Broncbusters avenge opening-night loss to McCook
Garden City, KS-Lesson learned.
Antonio Chol had 19 points and nine rebounds, Caleb Smith chipped in 16, and Garden City avenged an opening-night loss to McCook with an 82-71 victory over the Indians Tuesday night at Conestoga Arena.
Emmanuel Manyuon scored 14 and Josiah Sabino added 10 points and four assists in 21 minutes off the bench for the Broncbusters, which improved to 3-1 overall. Garden City shot 51 percent from the field and finished 14-of-27 (52 percent) from downtown.
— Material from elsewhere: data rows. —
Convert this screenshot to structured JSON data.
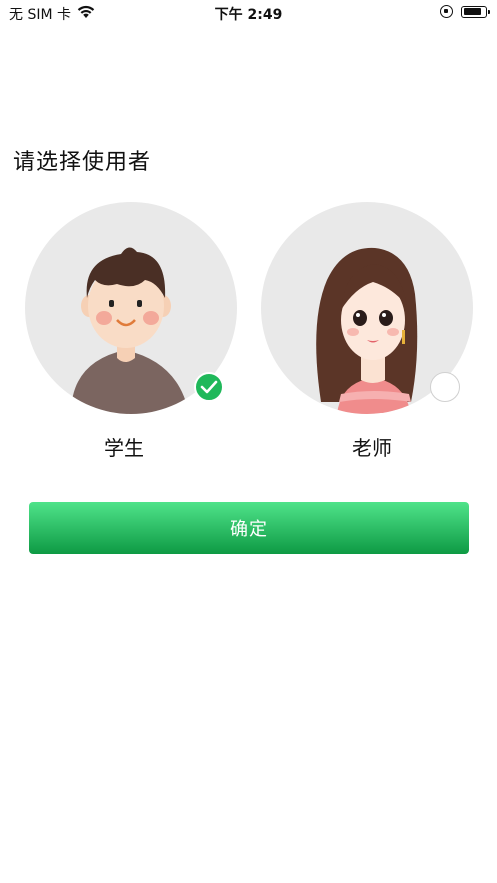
{
  "status_bar": {
    "carrier": "无 SIM 卡",
    "time": "下午 2:49",
    "battery_level": 0.85,
    "icons": [
      "wifi-icon",
      "orientation-lock-icon",
      "battery-icon"
    ]
  },
  "page": {
    "title": "请选择使用者"
  },
  "roles": [
    {
      "label": "学生",
      "selected": true
    },
    {
      "label": "老师",
      "selected": false
    }
  ],
  "confirm_button": {
    "label": "确定"
  },
  "colors": {
    "accent_green": "#1fb85a",
    "button_top": "#4fe38a",
    "button_bottom": "#0e9a44",
    "avatar_bg": "#e9e9e9"
  }
}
"This was definitely a get-back game," interim coach, Isaiah Tisdale said afterwards. "That was our motto the whole week."
Seven days earlier, Garden City went stone cold in the second half as McCook stormed back from an 11-point deficit to win. This time around, there was no such letdown.
Although this was not an easy win by any stretch.
The Broncbusters had a chance to blow the game open early. Smith and Chol hit back-to-back triples to start, Manyuon drilled a 3 from the wing, and Garden City had an 11-2 advantage five minutes in. At the same time, McCook missed 11 of their first 12 shots and turned the ball over five times in the first eight minutes.
We shot it really well tonight," Tisdale explained. "I wish that we shot our free throws better, but overall, it was a solid performance."
Jace Steinmetz's 3-pointer from the right corner, which dropped in after a friendly bounce, stretched Garden City's lead to 14-4. It was one of two times that the Broncbusters held a double-digit advantage in the first half.
But the Indians closed the opening period strong. Norris Bourne Jr. who was eventually ejected from the game early in the second half after picking up a second technical foul, rattled home a 3-pointer from the top of the key, McCook canned four free throws in the final minute, and the Indians closed the period on a 15-9 run to pull within four at the break.
"We always stress to our guys that we can't take any opponent lightly," Tisdale added.
Chol's layup with less than nine minutes remaining gave Garden City a 62-53 edge.
"He's (Chol) very unselfish," Tisdale said. "He will do whatever he has to do to win. I thought he had a bit of an off night, but he was still good."
19 points on an efficient 5-of-10 shooting in 39 minutes is some off night. Still, to provide proper context, the transfer from Rutgers was averaging 27 entering Tuesday night's contest.
"He (Chol) just picks his spots really well," Tisdale said.
That was evident later in the second half when the sophomore whipped a pass to Manyuon on a secondary break and watched as the Cloud County transfer drained a trey from the right wing to put Garden City up, 67-60 with 5:54 to play.
McCook, which never led in the game, pulled within one following a Sabino turnover that led to a Da'Shawn Hall-Johnson layup to make it 67-66 with 4:34 remaining. But Manyuon and Sabino hit back-to-back driving layups, Chol sank two free throws, and Sabino banked home a 3-pointer, helping ignite a 15-5 run to close the game.
The Broncbusters won despite being outrebounded, 35-28 and turning the ball over 17 times. They were outscored, 48-20 in the paint.
Hall-Johnson and Madison Peaster each scored 14 for McCook, which dropped to 3-2 overall. Nate Coley added 13 points, five rebounds, three assists, and three steals, and Bourne Jr. tallied 12 points and five boards.